On March 13, 2014, President Obama signed a memorandum directing the United States Department of Labor to revise the regulations concerning employees' eligibility for overtime pay under the Fair Labor Standards Act ("FLSA"). Currently, employees with salaries of $23,500 or more may be exempt from receiving 1.5 times their regular pay rate in overtime pay if their duties meet tests under the executive, administrative, and professional exemptions requiring managerial or supervisory responsibilities, advanced knowledge, or independent judgment. Although President Obama has not provided the specific nature of the changes to the exemptions he is seeking, it is likely that he will increase the salary pay requirement to a level between $35,000 to $50,000 per year.

The President's Memorandum describes the FLSA's executive, administrative, and professional exemptions as outdated, and states that "millions of Americans lack the protections of overtime and even the right to the minimum wage." During a press conference at the White House, President Obama said that "unfortunately, today, millions of Americans aren't getting the extra pay they deserve" because "an exception that was originally meant for high-paid, white-collar employees now covers workers earning as little as $23,660 a year." An unnamed White House official was quoted expanding on the President's Memorandum by saying:

For example, a convenience store manager or a fast food shift supervisor or an office worker may be expected to work 50 or 60 hours a week or more, making barely enough to keep a family out of poverty, and not receive a dime of overtime pay. It's even possible that some of these workers make less than the minimum wage per year.1

Once the revisions are implemented, employees paid a salary under the threshold will become entitled to receive 1.5 times their regular pay rate for any hours they work over 40 in a week. For example, an employee making $40,000 per year working 60 hours per week would receive nearly $20,000 in additional overtime pay per year if paid time-and-one-half-overtime pay (if the salary or method of pay is not changed).

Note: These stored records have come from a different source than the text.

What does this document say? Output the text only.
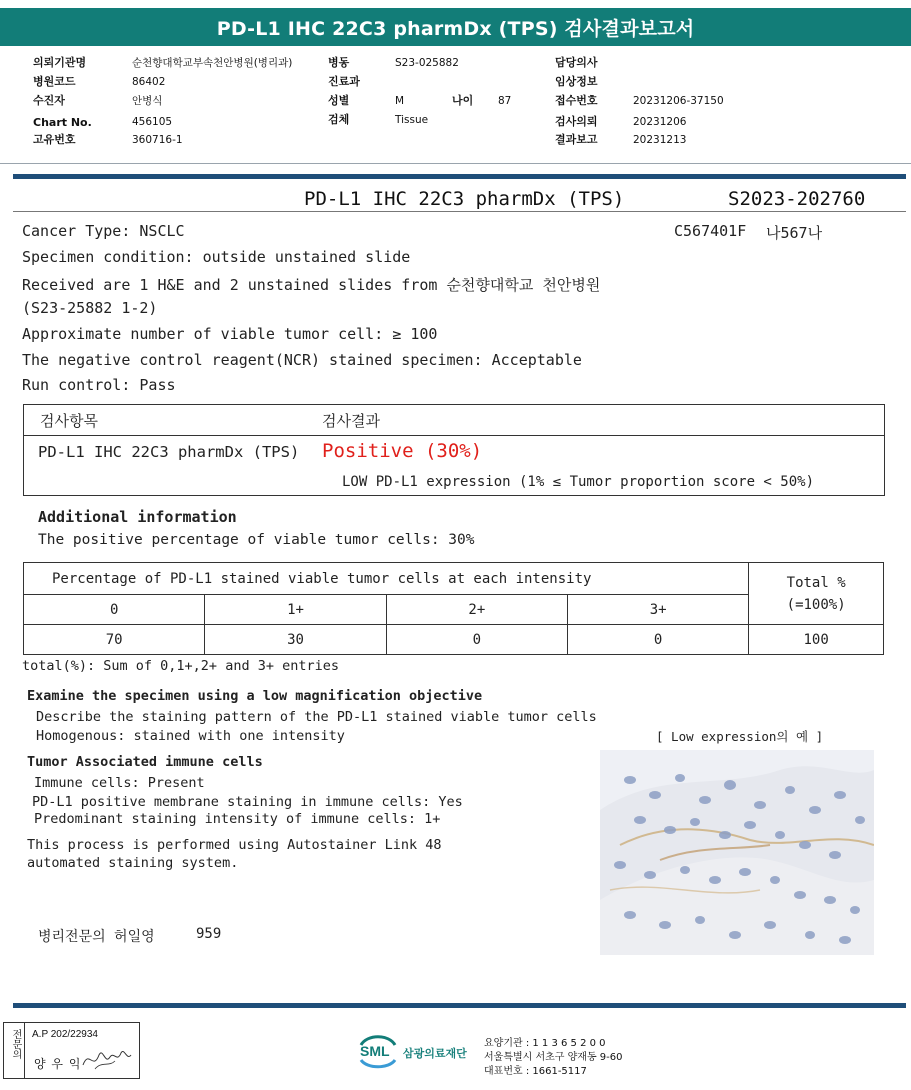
PD-L1 IHC 22C3 pharmDx (TPS) 검사결과보고서
의뢰기관명	순천향대학교부속천안병원(병리과)
병원코드	86402
수진자	안병식
Chart No.	456105
고유번호	360716-1
병동	S23-025882
진료과
성별	M	나이 87
검체	Tissue
담당의사
임상정보
접수번호	20231206-37150
검사의뢰	20231206
결과보고	20231213
PD-L1 IHC 22C3 pharmDx (TPS)	S2023-202760
Cancer Type: NSCLC	C567401F 나567나
Specimen condition: outside unstained slide
Received are 1 H&E and 2 unstained slides from 순천향대학교 천안병원
(S23-25882 1-2)
Approximate number of viable tumor cell: ≥ 100
The negative control reagent(NCR) stained specimen: Acceptable
Run control: Pass
검사항목	검사결과
PD-L1 IHC 22C3 pharmDx (TPS) Positive (30%)
LOW PD-L1 expression (1% ≤ Tumor proportion score < 50%)
Additional information
The positive percentage of viable tumor cells: 30%
Percentage of PD-L1 stained viable tumor cells at each intensity				Total %
(=100%)

0	1+	2+	3+	
70	30	0	0	100
total(%): Sum of 0,1+,2+ and 3+ entries
Examine the specimen using a low magnification objective
Describe the staining pattern of the PD-L1 stained viable tumor cells
Homogenous: stained with one intensity	[ Low expression의 예 ]
Tumor Associated immune cells
Immune cells: Present
PD-L1 positive membrane staining in immune cells: Yes
Predominant staining intensity of immune cells: 1+
This process is performed using Autostainer Link 48
automated staining system.
병리전문의 허일영	959
전문의 A.P 202/22934
양 우 익
SML 삼광의료재단
요양기관 : 1 1 3 6 5 2 0 0
서울특별시 서초구 양재동 9-60
대표번호 : 1661-5117
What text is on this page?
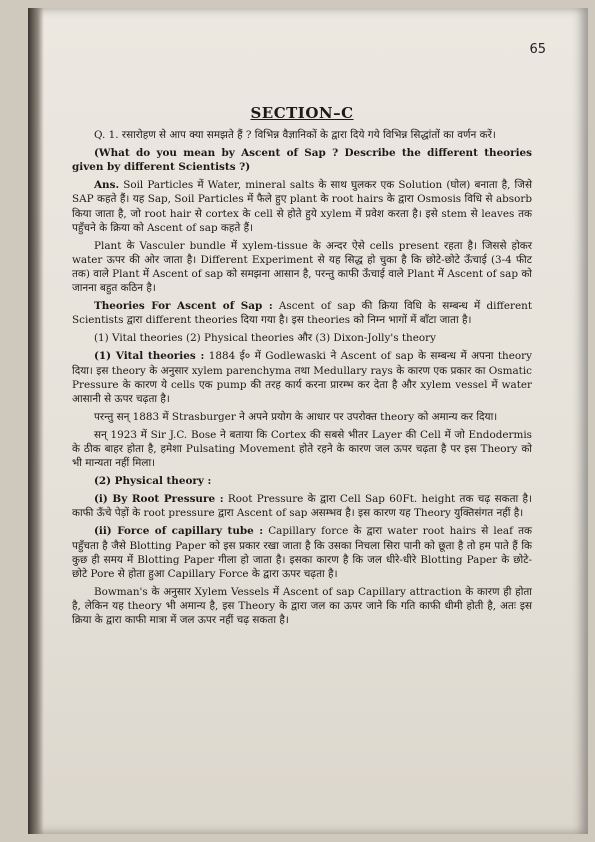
65
SECTION–C

Q. 1. रसारोहण से आप क्या समझते हैं ? विभिन्न वैज्ञानिकों के द्वारा दिये गये विभिन्न सिद्धांतों का वर्णन करें।

(What do you mean by Ascent of Sap ? Describe the different theories given by different Scientists ?)

Ans. Soil Particles में Water, mineral salts के साथ घुलकर एक Solution (घोल) बनाता है, जिसे SAP कहते हैं। यह Sap, Soil Particles में फैले हुए plant के root hairs के द्वारा Osmosis विधि से absorb किया जाता है, जो root hair से cortex के cell से होते हुये xylem में प्रवेश करता है। इसे stem से leaves तक पहुँचने के क्रिया को Ascent of sap कहते हैं।

Plant के Vasculer bundle में xylem-tissue के अन्दर ऐसे cells present रहता है। जिससे होकर water ऊपर की ओर जाता है। Different Experiment से यह सिद्ध हो चुका है कि छोटे-छोटे ऊँचाई (3-4 फीट तक) वाले Plant में Ascent of sap को समझना आसान है, परन्तु काफी ऊँचाई वाले Plant में Ascent of sap को जानना बहुत कठिन है।

Theories For Ascent of Sap : Ascent of sap की क्रिया विधि के सम्बन्ध में different Scientists द्वारा different theories दिया गया है। इस theories को निम्न भागों में बाँटा जाता है।

(1) Vital theories (2) Physical theories और (3) Dixon-Jolly's theory

(1) Vital theories : 1884 ई० में Godlewaski ने Ascent of sap के सम्बन्ध में अपना theory दिया। इस theory के अनुसार xylem parenchyma तथा Medullary rays के कारण एक प्रकार का Osmatic Pressure के कारण ये cells एक pump की तरह कार्य करना प्रारम्भ कर देता है और xylem vessel में water आसानी से ऊपर चढ़ता है।

परन्तु सन् 1883 में Strasburger ने अपने प्रयोग के आधार पर उपरोक्त theory को अमान्य कर दिया।

सन् 1923 में Sir J.C. Bose ने बताया कि Cortex की सबसे भीतर Layer की Cell में जो Endodermis के ठीक बाहर होता है, हमेशा Pulsating Movement होते रहने के कारण जल ऊपर चढ़ता है पर इस Theory को भी मान्यता नहीं मिला।

(2) Physical theory :

(i) By Root Pressure : Root Pressure के द्वारा Cell Sap 60Ft. height तक चढ़ सकता है। काफी ऊँचे पेड़ों के root pressure द्वारा Ascent of sap असम्भव है। इस कारण यह Theory युक्तिसंगत नहीं है।

(ii) Force of capillary tube : Capillary force के द्वारा water root hairs से leaf तक पहुँचता है जैसे Blotting Paper को इस प्रकार रखा जाता है कि उसका निचला सिरा पानी को छूता है तो हम पाते हैं कि कुछ ही समय में Blotting Paper गीला हो जाता है। इसका कारण है कि जल धीरे-धीरे Blotting Paper के छोटे-छोटे Pore से होता हुआ Capillary Force के द्वारा ऊपर चढ़ता है।

Bowman's के अनुसार Xylem Vessels में Ascent of sap Capillary attraction के कारण ही होता है, लेकिन यह theory भी अमान्य है, इस Theory के द्वारा जल का ऊपर जाने कि गति काफी धीमी होती है, अतः इस क्रिया के द्वारा काफी मात्रा में जल ऊपर नहीं चढ़ सकता है।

Though the revised regulations will likely not go into effect in 2014, as the DOL must draft the regulations and provide a period for public comments before final issuance, President Obama has also requested funding for 300 additional inspectors and directed the DOL to seek information from employers to support the revised regulation effort. Thus, employers are likely to see more Wage and Hour compliance audits by the DOL in coming months. Employers should review the duties and pay of their salaried positions and consider an attorney-client privileged audit of their exempt employees and pay practices.